- 
                Notifications
    You must be signed in to change notification settings 
- Fork 3.9k
Open
Description
Describe the bug, including details regarding any error messages, version, and platform.
Since 21.0.0 memory usage grows a lot when repeatedly reading a parquet dataset on the local disk.

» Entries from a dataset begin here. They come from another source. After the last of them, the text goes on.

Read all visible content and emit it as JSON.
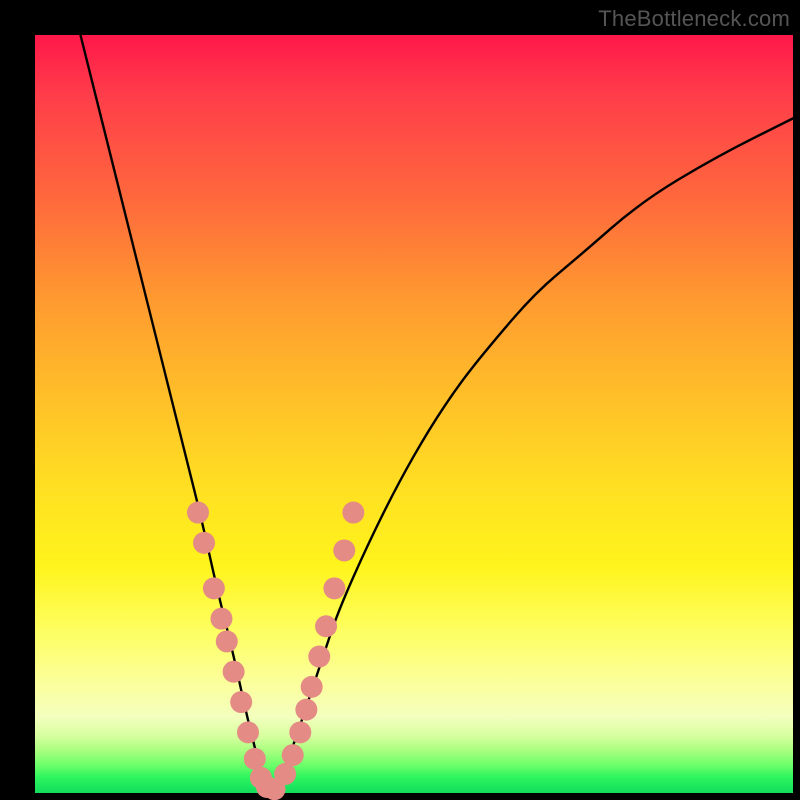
{
  "watermark": {
    "text": "TheBottleneck.com"
  },
  "chart_data": {
    "type": "line",
    "title": "",
    "xlabel": "",
    "ylabel": "",
    "xlim": [
      0,
      100
    ],
    "ylim": [
      0,
      100
    ],
    "grid": false,
    "legend": null,
    "series": [
      {
        "name": "bottleneck-curve",
        "x": [
          6,
          8,
          10,
          12,
          14,
          16,
          18,
          20,
          22,
          24,
          26,
          28,
          29,
          30,
          31,
          32,
          34,
          36,
          38,
          40,
          44,
          48,
          52,
          56,
          60,
          66,
          72,
          80,
          90,
          100
        ],
        "y": [
          100,
          92,
          84,
          76,
          68,
          60,
          52,
          44,
          36,
          27,
          19,
          10,
          6,
          2,
          0,
          1,
          6,
          12,
          18,
          24,
          33,
          41,
          48,
          54,
          59,
          66,
          71,
          78,
          84,
          89
        ]
      }
    ],
    "highlight_points": {
      "name": "dots",
      "color": "#e58b85",
      "points": [
        {
          "x": 21.5,
          "y": 37
        },
        {
          "x": 22.3,
          "y": 33
        },
        {
          "x": 23.6,
          "y": 27
        },
        {
          "x": 24.6,
          "y": 23
        },
        {
          "x": 25.3,
          "y": 20
        },
        {
          "x": 26.2,
          "y": 16
        },
        {
          "x": 27.2,
          "y": 12
        },
        {
          "x": 28.1,
          "y": 8
        },
        {
          "x": 29.0,
          "y": 4.5
        },
        {
          "x": 29.8,
          "y": 2
        },
        {
          "x": 30.6,
          "y": 0.8
        },
        {
          "x": 31.6,
          "y": 0.5
        },
        {
          "x": 33.0,
          "y": 2.5
        },
        {
          "x": 34.0,
          "y": 5
        },
        {
          "x": 35.0,
          "y": 8
        },
        {
          "x": 35.8,
          "y": 11
        },
        {
          "x": 36.5,
          "y": 14
        },
        {
          "x": 37.5,
          "y": 18
        },
        {
          "x": 38.4,
          "y": 22
        },
        {
          "x": 39.5,
          "y": 27
        },
        {
          "x": 40.8,
          "y": 32
        },
        {
          "x": 42.0,
          "y": 37
        }
      ]
    },
    "background_gradient": {
      "top_color": "#ff184a",
      "mid_color": "#ffe022",
      "bottom_color": "#11dc5c"
    }
  }
}
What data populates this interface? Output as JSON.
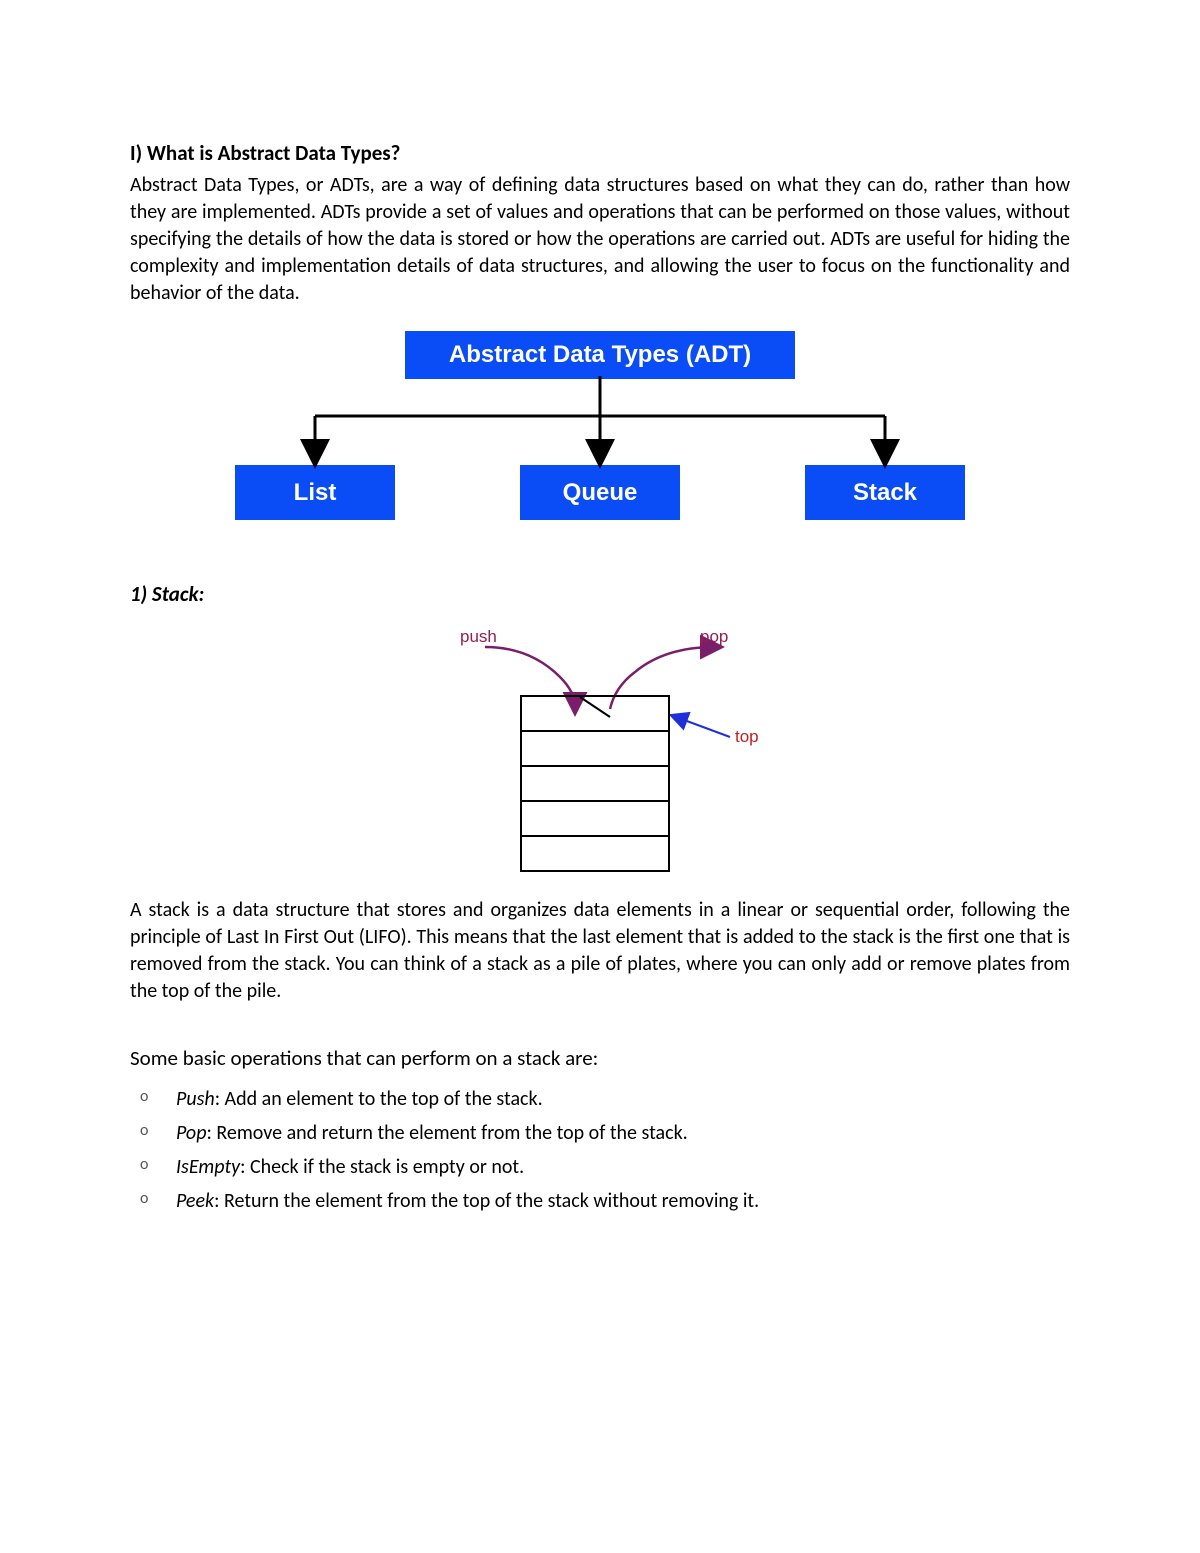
{
  "section1": {
    "heading": "I) What is Abstract Data Types?",
    "paragraph": "Abstract Data Types, or ADTs, are a way of defining data structures based on what they can do, rather than how they are implemented. ADTs provide a set of values and operations that can be performed on those values, without specifying the details of how the data is stored or how the operations are carried out. ADTs are useful for hiding the complexity and implementation details of data structures, and allowing the user to focus on the functionality and behavior of the data."
  },
  "diagram_adt": {
    "root": "Abstract Data Types (ADT)",
    "children": [
      "List",
      "Queue",
      "Stack"
    ]
  },
  "stack": {
    "heading": "1) Stack:",
    "labels": {
      "push": "push",
      "pop": "pop",
      "top": "top"
    },
    "paragraph": "A stack is a data structure that stores and organizes data elements in a linear or sequential order, following the principle of Last In First Out (LIFO). This means that the last element that is added to the stack is the first one that is removed from the stack. You can think of a stack as a pile of plates, where you can only add or remove plates from the top of the pile.",
    "ops_intro": "Some basic operations that can perform on a stack are:",
    "ops": [
      {
        "name": "Push",
        "desc": ": Add an element to the top of the stack."
      },
      {
        "name": "Pop",
        "desc": ": Remove and return the element from the top of the stack."
      },
      {
        "name": "IsEmpty",
        "desc": ": Check if the stack is empty or not."
      },
      {
        "name": "Peek",
        "desc": ": Return the element from the top of the stack without removing it."
      }
    ]
  }
}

With version 20.0.0 the memory usage increased much less.
Script to reproduce
import tempfile
import numpy
import pyarrow
import pyarrow.dataset
import pyarrow.parquet
from memory_profiler import profile
def test_memory_leak():
    num_columns = 10
    num_rows = 5_000_000
    data = {f"col_{i}": numpy.random.rand(num_rows) for i in range(num_columns)}
    table = pyarrow.Table.from_pydict(data)
    with tempfile.TemporaryDirectory() as temp_dir:
        pyarrow.dataset.write_dataset(table, temp_dir, format="parquet")
        @profile
        def read():
            return pyarrow.dataset.dataset(temp_dir).to_table()
        for _ in range(50):
            read()
if __name__ == "__main__":
    test_memory_leak()
Environment
Ubuntu 24.04.2 LTS
Tested python 3.10.15 and python 3.12.3
Python packages:
$ pip freeze
memory-profiler==0.61.0
numpy==2.3.2
psutil==7.0.0
pyarrow==21.0.0
When using pyarrow==21.0.0 the memory usage increases with the iterations. After the first read its at about 1.5GiB. After the 50th read its at about 20GiB. If I run the same test with pyarrow==20.0.0 the memory usage still increases slightly with the iterations but its still less than 2GiB after the 50th iteration.
Debugging
I ran a git bisect and identified #45979 as the change point. Building from the 21.0.0 release commit with ARROW_MIMALLOC=OFF also solves the problem.
Component(s)
C++, Python